In the medical services one must still contend with Ukrainian doctors and nurses colder than the stethoscopes they press to your chest. Yet, the problems run still deeper today. The medical community has been severely disillusioned by the extremely low wage its doctors continue to earn. While doctors earned less than the ambulance driver who brought in their patients during the Soviet era, today their earning potential has dropped further.

The result is unmotivated, uncaring medical professionals performing surgery poorly, accepting bribes openly and even taking part in rare, but much-publicized black-market sales of body parts and newborn babies.

Corruption has become almost endemic in the country's old service sector, most notably in medicine and education. While one can rationalize giving a low paid doctor a few hryvni in appreciation for a job well done, it is more difficult to explain being forced to purchase a term paper from a university professor in order to pass a class. Today, tragically, this is a normal occurrence in Ukraine's education system at the university level.

To a large extent the university system is driven by bribes - from the time you apply, which might include the need to shower a couple of thousand dollars upon strategically positioned deans and professors to ensure your acceptance, through to arranging gifts for the members of the review board before whom you defend your dissertation when completing a doctoral thesis.

Another problem that contemporary Ukraine must contend with is the Soviet attitude and mentality of many workers. Today disgruntled service workers, who learned to put up with the abuses the Soviet bureaucracy meted out by turning cold and unresponsive, take out their current grievances on customers by treating them with what at times seems like even less civility than before.

We all recognize the stereotype of the Soviet-era saleslady: secure in the knowledge she can never be dismissed, she gabs endlessly with her co-workers unconcerned that customers are waiting. That person still lives in the new Ukraine, and I believe that, just as many strains of influenza will do, she, too, has mutated into an even more virulent form.

I came upon her several Saturdays ago as I caught sight of a rather pleasant-looking deli in a local department store. I approached the counter only to find the salesperson in a corner in conversation with a co-worker. After patiently waiting several minutes I approached her to ask - rather condescendingly I'll admit - whether it would be okay if I received some service.

She turned her head towards me in reply but never acknowledged me. Instead, she returned to her station, where another customer had approached, and politely proceeded to serve him first. My jaw dropped.

Rarely one to show reserve when emotion can be utilized, I asked her with raised voice what on earth she was doing? Hadn't she seen me? Her calm and measured reply left me speechless. "Just don't go and ruin my morning already."

My Ukrainian-born wife disagrees with my assertions that the coldness and harshness of the Soviet "service" structure is still in place. She explains that it is I who am searching out its few remnants by approaching older, more hardened looking workers when I go to purchase something and in effect challenging them to cross me.

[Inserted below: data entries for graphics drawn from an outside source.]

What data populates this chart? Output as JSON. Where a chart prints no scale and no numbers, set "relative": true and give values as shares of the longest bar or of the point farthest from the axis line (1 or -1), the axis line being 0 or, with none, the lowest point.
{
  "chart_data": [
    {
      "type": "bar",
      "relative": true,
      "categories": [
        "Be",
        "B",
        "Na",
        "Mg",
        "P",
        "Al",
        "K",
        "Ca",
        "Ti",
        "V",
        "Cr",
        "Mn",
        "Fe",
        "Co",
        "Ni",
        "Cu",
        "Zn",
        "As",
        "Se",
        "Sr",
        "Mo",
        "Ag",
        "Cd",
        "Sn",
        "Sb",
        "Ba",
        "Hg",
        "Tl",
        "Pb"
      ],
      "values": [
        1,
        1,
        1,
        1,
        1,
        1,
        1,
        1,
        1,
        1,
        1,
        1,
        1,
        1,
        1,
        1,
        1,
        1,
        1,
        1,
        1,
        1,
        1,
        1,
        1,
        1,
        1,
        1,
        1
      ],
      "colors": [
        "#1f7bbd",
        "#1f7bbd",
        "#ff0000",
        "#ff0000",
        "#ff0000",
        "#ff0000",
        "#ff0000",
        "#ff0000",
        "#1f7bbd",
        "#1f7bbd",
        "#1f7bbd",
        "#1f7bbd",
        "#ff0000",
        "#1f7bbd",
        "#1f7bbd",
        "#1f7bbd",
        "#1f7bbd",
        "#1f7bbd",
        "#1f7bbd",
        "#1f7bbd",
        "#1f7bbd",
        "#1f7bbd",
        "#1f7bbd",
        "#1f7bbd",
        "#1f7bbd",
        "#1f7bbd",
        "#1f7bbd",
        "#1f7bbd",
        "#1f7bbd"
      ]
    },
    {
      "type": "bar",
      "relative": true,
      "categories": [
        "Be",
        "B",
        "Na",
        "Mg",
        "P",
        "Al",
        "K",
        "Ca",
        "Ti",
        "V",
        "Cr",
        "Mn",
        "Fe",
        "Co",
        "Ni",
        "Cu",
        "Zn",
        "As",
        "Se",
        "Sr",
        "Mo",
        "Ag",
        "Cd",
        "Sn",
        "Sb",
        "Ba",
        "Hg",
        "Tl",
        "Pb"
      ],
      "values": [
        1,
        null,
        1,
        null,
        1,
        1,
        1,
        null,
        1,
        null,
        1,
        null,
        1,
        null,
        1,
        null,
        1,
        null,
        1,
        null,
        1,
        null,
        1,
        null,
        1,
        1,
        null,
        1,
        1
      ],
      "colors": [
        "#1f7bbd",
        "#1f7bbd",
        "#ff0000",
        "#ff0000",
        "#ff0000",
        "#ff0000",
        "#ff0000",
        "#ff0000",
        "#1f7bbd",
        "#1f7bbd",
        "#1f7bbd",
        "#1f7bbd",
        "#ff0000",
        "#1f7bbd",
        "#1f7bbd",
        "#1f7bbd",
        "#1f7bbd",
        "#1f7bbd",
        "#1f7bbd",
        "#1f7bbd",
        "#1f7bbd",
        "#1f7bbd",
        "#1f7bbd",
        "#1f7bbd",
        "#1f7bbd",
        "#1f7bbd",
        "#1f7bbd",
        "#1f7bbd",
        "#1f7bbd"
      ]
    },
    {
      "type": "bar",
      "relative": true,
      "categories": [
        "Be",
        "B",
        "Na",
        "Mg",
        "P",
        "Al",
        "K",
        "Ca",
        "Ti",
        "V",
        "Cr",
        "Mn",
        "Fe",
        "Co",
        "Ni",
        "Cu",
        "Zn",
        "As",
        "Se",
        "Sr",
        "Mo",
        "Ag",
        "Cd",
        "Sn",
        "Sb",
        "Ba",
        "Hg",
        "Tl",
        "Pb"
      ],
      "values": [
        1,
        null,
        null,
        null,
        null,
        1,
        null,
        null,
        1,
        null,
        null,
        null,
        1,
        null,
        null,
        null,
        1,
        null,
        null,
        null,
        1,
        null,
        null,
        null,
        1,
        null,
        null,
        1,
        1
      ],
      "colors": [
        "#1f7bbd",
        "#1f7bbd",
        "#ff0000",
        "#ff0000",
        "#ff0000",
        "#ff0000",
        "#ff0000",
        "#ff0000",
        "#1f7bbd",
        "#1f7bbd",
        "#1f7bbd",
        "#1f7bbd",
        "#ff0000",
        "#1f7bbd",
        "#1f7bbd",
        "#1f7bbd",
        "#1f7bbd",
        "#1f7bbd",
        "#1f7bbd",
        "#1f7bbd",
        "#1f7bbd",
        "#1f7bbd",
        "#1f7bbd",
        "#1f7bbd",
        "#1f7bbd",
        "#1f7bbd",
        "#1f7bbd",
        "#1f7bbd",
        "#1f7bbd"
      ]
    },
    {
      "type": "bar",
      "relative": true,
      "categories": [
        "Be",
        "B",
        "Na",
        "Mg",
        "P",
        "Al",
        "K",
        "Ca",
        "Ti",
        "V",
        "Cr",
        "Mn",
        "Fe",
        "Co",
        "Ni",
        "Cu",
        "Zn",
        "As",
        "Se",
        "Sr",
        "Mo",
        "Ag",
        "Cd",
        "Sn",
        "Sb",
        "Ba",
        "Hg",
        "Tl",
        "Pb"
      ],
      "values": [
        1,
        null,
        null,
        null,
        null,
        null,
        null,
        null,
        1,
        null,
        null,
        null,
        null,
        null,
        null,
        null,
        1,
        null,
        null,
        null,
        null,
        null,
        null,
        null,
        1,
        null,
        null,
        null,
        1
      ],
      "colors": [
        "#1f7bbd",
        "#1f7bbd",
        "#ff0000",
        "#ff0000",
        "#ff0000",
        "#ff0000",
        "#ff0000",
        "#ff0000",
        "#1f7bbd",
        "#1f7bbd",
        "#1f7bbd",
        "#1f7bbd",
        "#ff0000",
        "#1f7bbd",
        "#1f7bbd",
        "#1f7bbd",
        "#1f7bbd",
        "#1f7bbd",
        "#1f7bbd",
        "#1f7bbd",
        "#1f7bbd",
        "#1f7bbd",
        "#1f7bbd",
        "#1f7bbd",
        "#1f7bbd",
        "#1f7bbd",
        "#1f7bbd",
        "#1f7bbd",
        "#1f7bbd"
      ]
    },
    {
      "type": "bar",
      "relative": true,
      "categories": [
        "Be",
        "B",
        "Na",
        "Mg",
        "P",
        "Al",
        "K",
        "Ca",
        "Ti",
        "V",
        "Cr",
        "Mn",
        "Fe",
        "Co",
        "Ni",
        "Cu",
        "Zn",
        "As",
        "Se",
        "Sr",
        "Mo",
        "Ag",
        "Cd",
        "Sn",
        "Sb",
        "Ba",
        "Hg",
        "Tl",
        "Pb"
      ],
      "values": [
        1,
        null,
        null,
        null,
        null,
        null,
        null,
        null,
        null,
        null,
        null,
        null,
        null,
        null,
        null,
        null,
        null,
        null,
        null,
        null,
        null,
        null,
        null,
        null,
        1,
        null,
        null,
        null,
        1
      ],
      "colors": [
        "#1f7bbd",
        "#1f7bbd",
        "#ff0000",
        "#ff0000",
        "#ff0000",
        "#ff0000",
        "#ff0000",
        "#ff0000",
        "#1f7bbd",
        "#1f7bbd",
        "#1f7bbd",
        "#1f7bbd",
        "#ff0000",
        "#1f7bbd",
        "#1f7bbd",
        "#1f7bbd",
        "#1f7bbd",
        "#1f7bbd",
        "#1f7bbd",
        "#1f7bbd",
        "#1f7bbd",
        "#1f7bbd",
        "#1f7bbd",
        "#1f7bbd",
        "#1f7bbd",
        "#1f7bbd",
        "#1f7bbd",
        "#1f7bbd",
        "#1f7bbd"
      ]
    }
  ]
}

Perhaps she is right, and I am indeed obsessed with a personal mission to transform a system that is already in the process of change. Substantial evidence exists that a new breed of service worker has appeared: responsive, attentive and polite. These are mostly younger people who generally work for or were trained by firms that are Western-organized or originating in the West. They are bright-eyed, ambitious types who understand that in pleasing the client you assure his return business. They realize that the effort at civility offers rewards.

So, all is not lost. The future is not dire. Ukrainians simply need time to make the attitude adjustment, to learn what the Soviet fog forced them to forget and, most importantly, to raise their standards of living and give themselves some self-respect.